Allah düşürmesin! Ama "Türkiye Türklerindir" logolu bu gazetenin kimi ezilenler için gizemli bir çekiciliği var. Başörtüsü nedeniyle senelerce kamusal alandan tecrit edilmiş kadın vekil, birkaç yıl önce "411 el kaosa kalktı" manşeti atan o gazetede soluğu alır. Yargı ve anayasa konularındaki demokrat tutumundan ötürü eşi üzerinden iğrenç bir linç kampanyasına tabi tutulan akademisyen, daha sonra elli tane açıklama yapmak zorunda kalacağı o röportaja uçarak gider vs.
Hatırlıyorum, bir dönem ülkenin en marjinal, muhalif gazetesinin yayın yönetmeni bile, sansasyonel haberlerinin nasıl yankı bulduğunu ölçmek için güne Hürriyet'le başlardı, bizlere çaktırmamaya çalışarak. Kıblesi, mücadele ettiği askeri vesayetin en büyük destekçisi olduğunu söylediği amiral gemisiydi.
Son olarak da HDP'nin Ermeni Milletvekili Garo Paylan bu gazeteye bir röportaj verdi. Ama ne röportaj! Paylan, tanıdığı ve kendisi gibi Ermeni olan Ak Parti milletvekili Markar Esayan'ı yerden yere vurdu.
Amacına ulaşan röportajcı ve gazetesi de layığıyla kullandı, bir ötekinin kendisi gibi itinayla çevrede tutulmuş öteki hakkındaki utanç verici sözlerini.
Üstelik bir taşla iki kuş vurarak. Araya, bir Kürt vekili de sıkıştırarak: "Markar Esayan'ın Mehmet Metiner'den farkı yok!"
Garo Paylan, gördüğüm izlediğim kadarıyla demokrat, kendi halinde, mülayim bir adamdı. Ne oldu da provokatif Sabiha Gökçen haberleriyle Hrant'a o "güvercin tedirginliğini" yaşatan yolun taşlarını döşeyen gazetede farklı siyasi tercihi olan Ermeni bir dostunu linç edecek açıklamalar yaptı? Hem de araya Hrant'ın değerli hatırasını "parça niyetine" atarak...
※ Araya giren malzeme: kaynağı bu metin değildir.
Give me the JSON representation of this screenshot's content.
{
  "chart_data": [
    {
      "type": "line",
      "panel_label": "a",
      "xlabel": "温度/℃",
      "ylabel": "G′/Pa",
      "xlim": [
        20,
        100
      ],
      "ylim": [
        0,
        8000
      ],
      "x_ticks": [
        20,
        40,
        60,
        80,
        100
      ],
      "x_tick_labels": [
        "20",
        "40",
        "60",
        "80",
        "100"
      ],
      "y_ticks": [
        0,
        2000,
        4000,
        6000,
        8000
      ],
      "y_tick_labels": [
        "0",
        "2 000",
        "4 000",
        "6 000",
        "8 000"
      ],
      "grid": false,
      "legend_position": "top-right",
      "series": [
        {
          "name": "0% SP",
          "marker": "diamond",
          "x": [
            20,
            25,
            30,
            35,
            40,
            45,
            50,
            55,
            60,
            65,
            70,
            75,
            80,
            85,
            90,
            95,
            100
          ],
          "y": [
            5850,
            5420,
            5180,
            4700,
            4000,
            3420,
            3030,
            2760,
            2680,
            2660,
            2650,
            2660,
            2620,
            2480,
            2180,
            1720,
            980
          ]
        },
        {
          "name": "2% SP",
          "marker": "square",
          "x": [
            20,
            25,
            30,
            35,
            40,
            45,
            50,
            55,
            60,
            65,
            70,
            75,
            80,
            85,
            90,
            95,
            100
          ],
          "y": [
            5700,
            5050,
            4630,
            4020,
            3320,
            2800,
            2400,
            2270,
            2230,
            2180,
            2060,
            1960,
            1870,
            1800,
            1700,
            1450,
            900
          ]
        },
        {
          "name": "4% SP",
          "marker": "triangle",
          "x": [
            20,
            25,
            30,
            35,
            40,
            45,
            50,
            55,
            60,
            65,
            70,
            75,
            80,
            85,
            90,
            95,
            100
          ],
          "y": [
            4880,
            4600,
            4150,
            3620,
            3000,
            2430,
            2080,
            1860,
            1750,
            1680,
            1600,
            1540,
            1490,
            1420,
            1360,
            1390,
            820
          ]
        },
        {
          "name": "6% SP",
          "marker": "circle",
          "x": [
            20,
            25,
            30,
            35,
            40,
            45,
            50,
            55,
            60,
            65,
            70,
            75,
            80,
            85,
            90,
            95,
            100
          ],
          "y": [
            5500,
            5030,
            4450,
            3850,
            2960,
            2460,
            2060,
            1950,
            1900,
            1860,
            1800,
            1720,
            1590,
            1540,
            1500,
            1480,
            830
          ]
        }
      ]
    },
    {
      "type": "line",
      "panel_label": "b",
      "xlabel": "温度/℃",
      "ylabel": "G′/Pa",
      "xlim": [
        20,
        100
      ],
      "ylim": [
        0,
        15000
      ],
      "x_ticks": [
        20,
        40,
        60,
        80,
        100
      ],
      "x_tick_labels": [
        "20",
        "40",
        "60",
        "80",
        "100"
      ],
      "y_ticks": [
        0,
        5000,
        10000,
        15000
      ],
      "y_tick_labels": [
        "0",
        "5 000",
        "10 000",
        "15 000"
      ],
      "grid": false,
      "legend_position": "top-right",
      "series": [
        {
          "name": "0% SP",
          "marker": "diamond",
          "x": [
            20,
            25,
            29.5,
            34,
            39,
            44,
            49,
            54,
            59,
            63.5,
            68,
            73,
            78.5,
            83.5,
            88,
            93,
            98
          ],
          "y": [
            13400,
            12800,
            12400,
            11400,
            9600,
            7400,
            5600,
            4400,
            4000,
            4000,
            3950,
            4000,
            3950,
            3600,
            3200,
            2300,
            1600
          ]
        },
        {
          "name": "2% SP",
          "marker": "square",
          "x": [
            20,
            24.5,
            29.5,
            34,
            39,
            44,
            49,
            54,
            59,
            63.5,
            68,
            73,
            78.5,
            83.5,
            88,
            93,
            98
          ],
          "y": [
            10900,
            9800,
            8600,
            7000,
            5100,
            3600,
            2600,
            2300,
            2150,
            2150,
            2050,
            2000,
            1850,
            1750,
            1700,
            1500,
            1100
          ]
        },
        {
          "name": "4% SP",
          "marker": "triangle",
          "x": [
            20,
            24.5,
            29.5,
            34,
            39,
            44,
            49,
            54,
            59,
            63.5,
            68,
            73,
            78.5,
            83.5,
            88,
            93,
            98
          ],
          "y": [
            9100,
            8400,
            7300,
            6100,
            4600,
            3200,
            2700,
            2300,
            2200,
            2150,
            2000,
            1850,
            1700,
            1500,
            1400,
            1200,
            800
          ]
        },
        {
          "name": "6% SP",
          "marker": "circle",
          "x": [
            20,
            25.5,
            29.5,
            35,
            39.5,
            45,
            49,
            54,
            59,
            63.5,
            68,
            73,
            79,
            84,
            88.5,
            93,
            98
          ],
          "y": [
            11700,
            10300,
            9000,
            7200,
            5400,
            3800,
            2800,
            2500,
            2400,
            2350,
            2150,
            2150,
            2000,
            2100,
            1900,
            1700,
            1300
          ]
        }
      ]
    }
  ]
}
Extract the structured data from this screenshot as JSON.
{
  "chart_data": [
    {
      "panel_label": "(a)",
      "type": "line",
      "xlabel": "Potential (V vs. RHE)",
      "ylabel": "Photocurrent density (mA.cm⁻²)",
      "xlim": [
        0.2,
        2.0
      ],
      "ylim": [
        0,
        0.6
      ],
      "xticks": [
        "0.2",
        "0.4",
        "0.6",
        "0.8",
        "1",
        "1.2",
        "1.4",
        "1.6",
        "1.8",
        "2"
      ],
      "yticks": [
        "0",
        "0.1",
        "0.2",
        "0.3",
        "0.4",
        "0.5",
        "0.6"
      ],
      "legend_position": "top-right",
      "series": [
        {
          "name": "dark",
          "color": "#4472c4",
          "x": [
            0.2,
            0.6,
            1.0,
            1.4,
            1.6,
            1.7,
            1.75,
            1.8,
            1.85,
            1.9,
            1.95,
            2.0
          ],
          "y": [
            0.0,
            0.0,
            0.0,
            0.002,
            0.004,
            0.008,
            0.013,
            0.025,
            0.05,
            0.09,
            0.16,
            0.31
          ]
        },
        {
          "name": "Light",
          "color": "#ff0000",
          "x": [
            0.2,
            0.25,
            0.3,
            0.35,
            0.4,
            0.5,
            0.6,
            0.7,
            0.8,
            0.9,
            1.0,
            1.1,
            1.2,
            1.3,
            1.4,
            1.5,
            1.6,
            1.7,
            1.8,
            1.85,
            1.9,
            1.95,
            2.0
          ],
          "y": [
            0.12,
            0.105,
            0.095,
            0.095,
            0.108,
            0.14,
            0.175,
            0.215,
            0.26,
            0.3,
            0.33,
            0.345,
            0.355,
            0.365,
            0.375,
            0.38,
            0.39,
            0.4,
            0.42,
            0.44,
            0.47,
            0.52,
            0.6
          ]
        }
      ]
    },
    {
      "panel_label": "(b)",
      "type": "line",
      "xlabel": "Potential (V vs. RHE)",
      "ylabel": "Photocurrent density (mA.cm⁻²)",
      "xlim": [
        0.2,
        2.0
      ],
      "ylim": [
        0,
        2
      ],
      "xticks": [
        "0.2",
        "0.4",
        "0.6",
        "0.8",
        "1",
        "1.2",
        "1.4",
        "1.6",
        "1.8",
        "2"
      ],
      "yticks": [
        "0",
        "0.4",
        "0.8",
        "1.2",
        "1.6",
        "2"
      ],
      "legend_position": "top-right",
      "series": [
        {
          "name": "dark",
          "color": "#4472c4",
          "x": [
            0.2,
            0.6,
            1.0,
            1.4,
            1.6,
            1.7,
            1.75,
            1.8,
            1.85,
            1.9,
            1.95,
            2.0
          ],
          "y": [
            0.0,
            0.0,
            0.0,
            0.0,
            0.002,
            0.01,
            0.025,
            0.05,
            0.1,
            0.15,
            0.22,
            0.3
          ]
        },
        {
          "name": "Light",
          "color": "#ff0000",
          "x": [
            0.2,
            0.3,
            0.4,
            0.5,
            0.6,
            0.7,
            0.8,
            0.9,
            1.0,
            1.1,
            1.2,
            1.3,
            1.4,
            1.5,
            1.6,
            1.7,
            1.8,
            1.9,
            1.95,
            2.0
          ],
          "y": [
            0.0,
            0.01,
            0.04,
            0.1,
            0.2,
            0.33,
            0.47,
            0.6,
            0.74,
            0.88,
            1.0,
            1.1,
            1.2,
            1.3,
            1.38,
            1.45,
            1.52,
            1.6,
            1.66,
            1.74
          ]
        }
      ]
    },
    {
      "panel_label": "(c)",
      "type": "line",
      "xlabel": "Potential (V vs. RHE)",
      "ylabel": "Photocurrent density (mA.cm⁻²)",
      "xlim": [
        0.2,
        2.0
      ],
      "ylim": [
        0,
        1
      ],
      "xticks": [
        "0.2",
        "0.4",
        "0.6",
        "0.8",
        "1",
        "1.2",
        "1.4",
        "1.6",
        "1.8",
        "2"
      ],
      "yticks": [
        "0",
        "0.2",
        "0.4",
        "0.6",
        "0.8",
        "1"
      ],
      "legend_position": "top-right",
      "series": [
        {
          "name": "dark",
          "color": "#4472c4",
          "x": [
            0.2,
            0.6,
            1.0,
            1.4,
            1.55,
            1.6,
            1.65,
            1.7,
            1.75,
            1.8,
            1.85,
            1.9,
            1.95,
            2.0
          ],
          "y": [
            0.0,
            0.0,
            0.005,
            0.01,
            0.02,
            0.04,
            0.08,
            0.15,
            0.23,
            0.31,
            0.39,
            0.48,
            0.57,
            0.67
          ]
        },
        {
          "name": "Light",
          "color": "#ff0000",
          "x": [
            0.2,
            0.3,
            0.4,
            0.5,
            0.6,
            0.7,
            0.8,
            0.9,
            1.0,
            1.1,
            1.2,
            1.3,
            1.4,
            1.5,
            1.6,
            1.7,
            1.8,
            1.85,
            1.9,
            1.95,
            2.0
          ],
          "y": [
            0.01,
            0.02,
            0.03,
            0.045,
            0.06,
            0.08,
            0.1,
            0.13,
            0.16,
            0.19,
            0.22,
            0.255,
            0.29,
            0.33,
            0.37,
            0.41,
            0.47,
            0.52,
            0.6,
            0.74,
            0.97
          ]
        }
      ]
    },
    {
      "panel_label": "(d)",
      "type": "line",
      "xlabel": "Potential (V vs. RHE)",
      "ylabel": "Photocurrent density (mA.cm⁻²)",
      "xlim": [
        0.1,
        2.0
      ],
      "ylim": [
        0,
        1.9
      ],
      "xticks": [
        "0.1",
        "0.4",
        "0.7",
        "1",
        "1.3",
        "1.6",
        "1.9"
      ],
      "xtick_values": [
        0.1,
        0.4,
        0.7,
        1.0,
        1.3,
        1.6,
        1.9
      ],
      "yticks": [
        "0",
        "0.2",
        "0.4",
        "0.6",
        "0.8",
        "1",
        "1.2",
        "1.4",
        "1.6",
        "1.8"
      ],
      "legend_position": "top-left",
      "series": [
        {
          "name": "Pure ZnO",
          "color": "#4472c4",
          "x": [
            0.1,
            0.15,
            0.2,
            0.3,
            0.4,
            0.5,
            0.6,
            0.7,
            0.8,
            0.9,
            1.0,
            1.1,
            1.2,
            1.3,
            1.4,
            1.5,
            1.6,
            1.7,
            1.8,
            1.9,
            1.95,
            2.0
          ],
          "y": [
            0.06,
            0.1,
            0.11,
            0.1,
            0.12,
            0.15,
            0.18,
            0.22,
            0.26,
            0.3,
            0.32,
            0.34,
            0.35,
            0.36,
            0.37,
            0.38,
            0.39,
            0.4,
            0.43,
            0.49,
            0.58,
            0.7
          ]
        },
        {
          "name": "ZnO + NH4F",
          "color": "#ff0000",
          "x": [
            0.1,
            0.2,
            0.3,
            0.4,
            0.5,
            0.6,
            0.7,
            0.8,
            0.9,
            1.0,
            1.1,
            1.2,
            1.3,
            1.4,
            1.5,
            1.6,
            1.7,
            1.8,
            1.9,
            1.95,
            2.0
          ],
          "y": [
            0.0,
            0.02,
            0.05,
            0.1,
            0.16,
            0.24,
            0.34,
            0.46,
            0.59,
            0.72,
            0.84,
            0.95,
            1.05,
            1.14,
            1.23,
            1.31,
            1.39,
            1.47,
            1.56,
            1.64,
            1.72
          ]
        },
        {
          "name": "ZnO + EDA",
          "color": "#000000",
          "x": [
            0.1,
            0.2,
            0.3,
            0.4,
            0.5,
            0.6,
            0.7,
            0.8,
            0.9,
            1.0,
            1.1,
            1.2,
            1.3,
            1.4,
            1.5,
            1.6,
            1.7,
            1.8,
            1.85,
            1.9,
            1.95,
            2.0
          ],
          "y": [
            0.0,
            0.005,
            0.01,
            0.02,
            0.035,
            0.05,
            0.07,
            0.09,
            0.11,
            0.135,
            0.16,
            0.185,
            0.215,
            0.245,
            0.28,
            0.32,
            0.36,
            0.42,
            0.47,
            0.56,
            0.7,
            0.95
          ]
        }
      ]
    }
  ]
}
İki satırlık mülakatta Markar'ın adını 22 kez anacak kadar kendisini dolduran neydi? "Norm benim" diyen kibriyle, cemaatinden eski bir dostunun "nedamet getirmesi gerektiğini" söyleyebilecek kadar nasıl faşizanlaştı? Üstelik, Ahmet Kaya için "Vay şerefsiz" manşeti atarak bir dönem memlekette yükselen Kürt düşmanlığına elinde körükle yürüyen o gazetede, Ak Partili bir Kürt vekili de aşağılayarak...
Ama işte bu anlaşılmaz tavrın da insani nedenleri var. Bu tarz durumlarla her karşılaştığımda atıfta bulunduğum, başucu kitaplarımdan "Ezilenlerin Pedagojisi" geliyor aklıma. Paulo Freire bakın sistemin ötekileştirdiği bireylerin, aynı dertten muzdarip yoldaşına "mutlaka" yönelecek şiddetinin nedenini nasıl teorize ediyor:
"Ezilenlerin hümanist görevi hem kendilerini hem de kendilerini ezenleri özgürleştirmektir. Ancak çoğu zaman ezilenler kendilerini özgürleştirmeye giriştiklerinde alt-ezici bir konuma kayarlar ve ezenlerle özdeşleşirler, çünkü kendilerini ezenlerin kişiliğinde 'insanlık modelini' görürler. Bu ezen imgesinin kültürel işgal sayesinde içselleştirilmesine dayanan 'otoriter bir gelenektir' (prescription). Buna 'kendini küçük görme' (self-depreciation) duygusu eşlik etmektedir. Bu duygu bir yanda ezenlerin yaşam tarzına öykünme, diğer yanda kendisinin buna ulaşmaktaki yetersizliğine ikna olmadan kaynaklanan bir utançtan kaynaklanır. Özgürleşme ezenlere ait bu imgeyi reddetmektir."
Üzülüyor insan. Yo, coşkusuna, demokratlığına, insaniyetine yıllardır her vesileyle şahit olduğum Markar için değil, Garo Paylan'ın haline dertleniyorum. Eminim Markar da "Ne yaptığını bilmiyor" diyerek eski dostunun haline kederleniyordur, kızmıyordur da.
Hrant'ın saygıdeğer eşi Rakel Dink'in "bir bebekten katil yaratan karanlık dediği" sistemin varlığına, esir aldığı ruhların nobranlığına daha kaç kez tanıklık edeceğiz?